You see, matter and flesh were never created as ends in themselves. Rather they were created to be the means of our communion with God. This is the meaning of the word “sacrament” – that God, who is Spirit, becomes present to us through things of matter and flesh. The whole world, all that is matter and flesh, was created to be the means of one great cosmic Eucharist in which we experience perfect communion with our God. And in this great cosmic Eucharist all our bodily desires and all our sensory experiences – our eating and drinking, our touching and hugging, our appreciation of beauty and music, our dancing and our making love – were to be the means of our participation in the life of God, our communion with the divine. Flesh was not intended to be opposed to spirit, but rather to be the vehicle of spirit, the means of our entry into the life of the Spirit.
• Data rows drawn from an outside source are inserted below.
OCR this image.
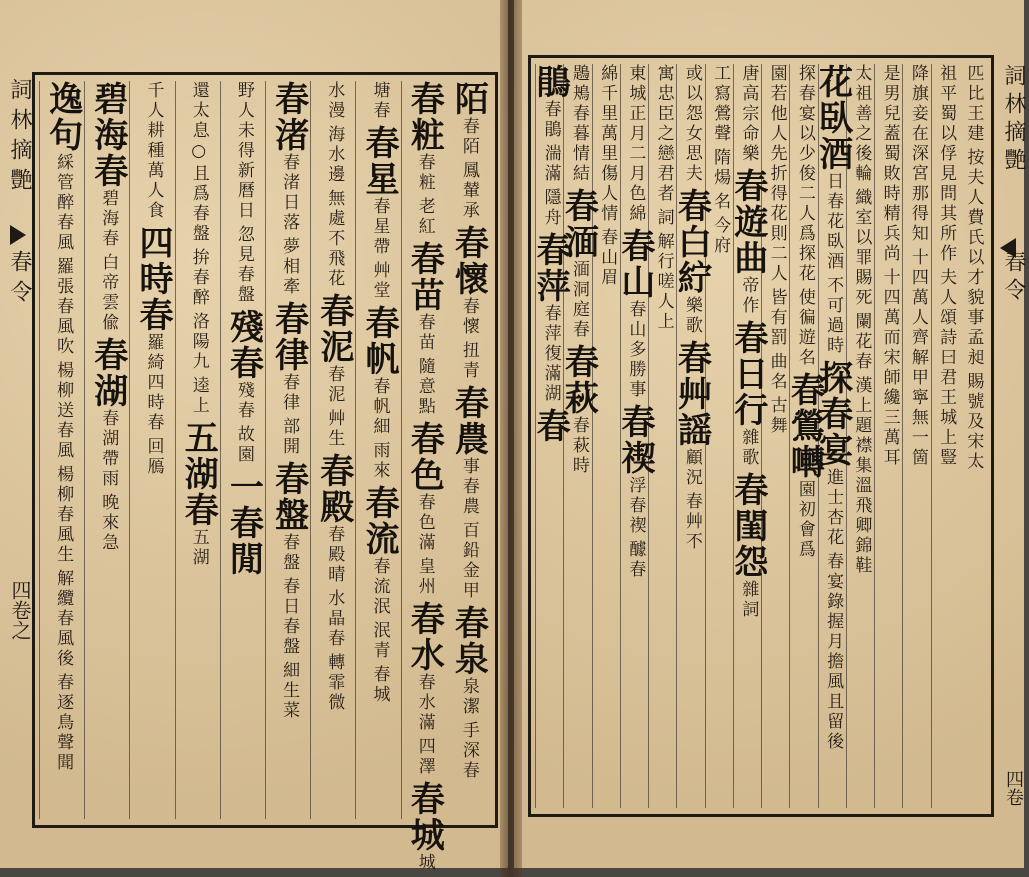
詞林摘艷
春令
四卷之
詞林摘艷
春令
四卷
陌
春陌
鳳輦承
春懷
春懷
扭青
春農
事春農
百鉛金甲
春泉
泉潔
手深春
春粧
春粧
老紅
春苗
春苗
隨意點
春色
春色滿
皇州
春水
春水滿
四澤
春城
城
塘春
春星
春星帶
艸堂
春帆
春帆細
雨來
春流
春流泯
泯青
春城
水漫
海水邊
無處不飛花
春泥
春泥
艸生
春殿
春殿晴
水晶春
轉霏微
春渚
春渚日落
夢相牽
春律
春律
部開
春盤
春盤
春日春盤
細生菜
野人未得新曆日
忽見春盤
殘春
殘春
故園
一春閒
還太息○且爲春盤
拚春醉
洛陽九
逵上
五湖春
五湖
千人耕種萬人食
四時春
羅綺四時春
回鴈
碧海春
碧海春
白帝雲偸
春湖
春湖帶雨
晚來急
逸句
綵管醉春風
羅張春風吹
楊柳送春風
楊柳春風生
解纜春風後
春逐鳥聲聞
匹比王建
按夫人費氏以才貌事孟昶
賜號及宋太
祖平蜀以俘見問其所作
夫人頌詩曰君王城上豎
降旗妾在深宮那得知
十四萬人齊解甲寧無一箇
是男兒蓋蜀敗時精兵尚
十四萬而宋師纔三萬耳
太祖善之後輪
織室以罪賜死
闌花春
漢上題襟集溫飛卿錦鞋
花臥酒
日春花臥酒
不可過時
探春宴
進士杏花
春宴錄握月擔風且留後
探春宴以少俊二人爲探花
使徧遊名
春鶯囀
園初會爲
園若他人先折得花則二人
皆有罰
曲名
古舞
唐高宗命樂
春遊曲
帝作
春日行
雜歌
春閨怨
雜詞
工寫鶯聲
隋煬
名
今府
或以怨女思夫
春白紵
樂歌
春艸謡
顧況
春艸不
寓忠臣之戀君者
詞
解行嗟人上
東城正月二月色綿
春山
春山多勝事
春禊
浮春禊
醵春
綿千里萬里傷人情
春山眉
鶗鴂春暮情結
春湎
湎洞庭春
春萩
春萩時
鵑
春鵑
湍滿
隱舟
春萍
春萍復滿湖
春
So what’s this got to do with Paul and his rather more negative statements on the flesh? Well I reckon that what Paul’s so angry about is that this vision has been trashed, that spirit and flesh have been set in opposition to each other. And particularly it is the way in which this has happened that makes him sound so anti-flesh. “To set the mind on the flesh is death.” That is exactly what has happened. The mind has been set on the flesh, stuck on flesh even. Instead of being the gateway to the divine, the means to communion with the Spirit, the flesh has been grasped for its own sake. The body, matter, flesh has been valued as an end in itself instead of as the means of communion with God. The garden of Eden story tells us of uninhibited communion with God being broken when someone looked at a fruit and saw it outside of the context of its relationship with God and with the goodness of all creation. Once things are valued just for themselves and not as bearers of God to us, they are actually stripped of their true value. We grasp at something as a thing of beauty and desire, but even as we do we devalue it, degrade it even.

If you don’t understand what I mean, just think about how you like to be treated by other people. I don’t know anybody who doesn’t like their body being appreciated and valued, but not too many people like being valued only as a body. I love to be held by my wife because through my body she is telling me that she values the whole me. But if I was being held by someone who treated me just as a body, even if their touch was pleasurable I’d actually feel devalued by it, cheapened by it. We need to be loved as whole people, not as collections of valuable components.

So too with God. When we set our minds on the flesh and appreciate things only as things we devalue not only the things but the God who would reach out to us in those things. We leave God feeling used and cheapened. We help ourselves to God’s gifts but spurn the intimate and whole communion into which God would embrace us.

But the news is good, for despite the horrendous consequences of our setting spirit and flesh in opposition, there is now no condemnation for you who are in Christ Jesus. God has taken action to reconcile spirit and flesh and to reopen for us the means of intimate participation in the life and love of God. That’s why we gather at this table, to taste in the things of flesh the joy of heaven. As Paul says, “God raised Jesus from the dead to life. God’s Spirit now lives in you and God will raise you from death to life by his Spirit.” Thanks be to God.